The developing use of technology is compatible with information security; the challenges are in implementation. "HIT systems are usually designed to specifically address HIPAA concerns of privacy and security, but it's often left to the vendors to figure out what needs to be included. One of the difficulties of complying with the HIPAA security rule is that the rule establishes standards like requiring access security but doesn't provide any specifics as to how to achieve this." Miller says that the ARRA now requires CMS to provide specifics, however, the specifics may take many months to develop. "In the meantime, providers should be aware of the basic interventions that they can do to make sure the privacy and security attributes of HIT are most effective, like changing and using strong passwords, preventing people from circumventing security measures, and migrating the same measures on portable devices like on laptops and iPhones."

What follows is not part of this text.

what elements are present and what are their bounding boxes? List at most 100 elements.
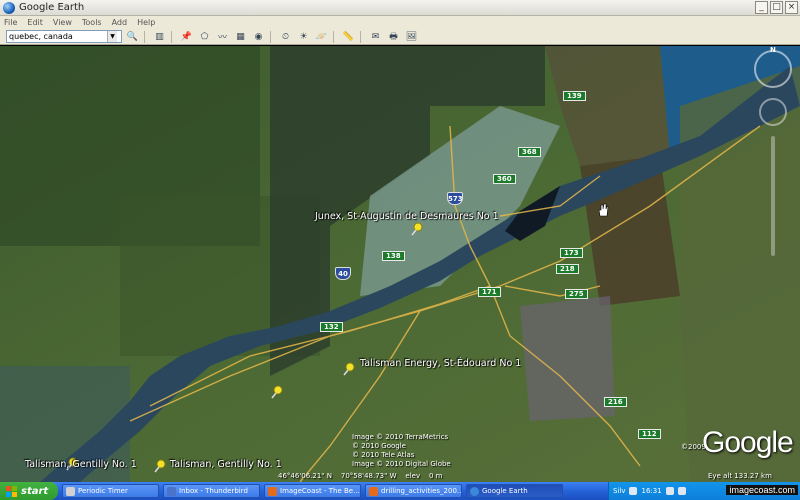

The new administration's support of HIT is expected to have significant impact. It is well publicized that the ARRA sets aside $20 billion for HIT, and health reform proposals are expected to include further financial and other incentives to adopt electronic records, Miller says.
"A central belief of the new administration is that information technology is critical to making the health care system work better and more efficiently. Beyond funding and plans, the administration should focus on at least three areas in order to have maximum impact on widespread adoption of HIT: 1) making HIT more affordable for solo and small physician groups and community hospitals even after applying the incentives, 2) promoting approaches that enhance the flow of information between providers and patients; and 3) encouraging the adoption of a single 'parent' system or approach to HIT from among the many vendors and systems."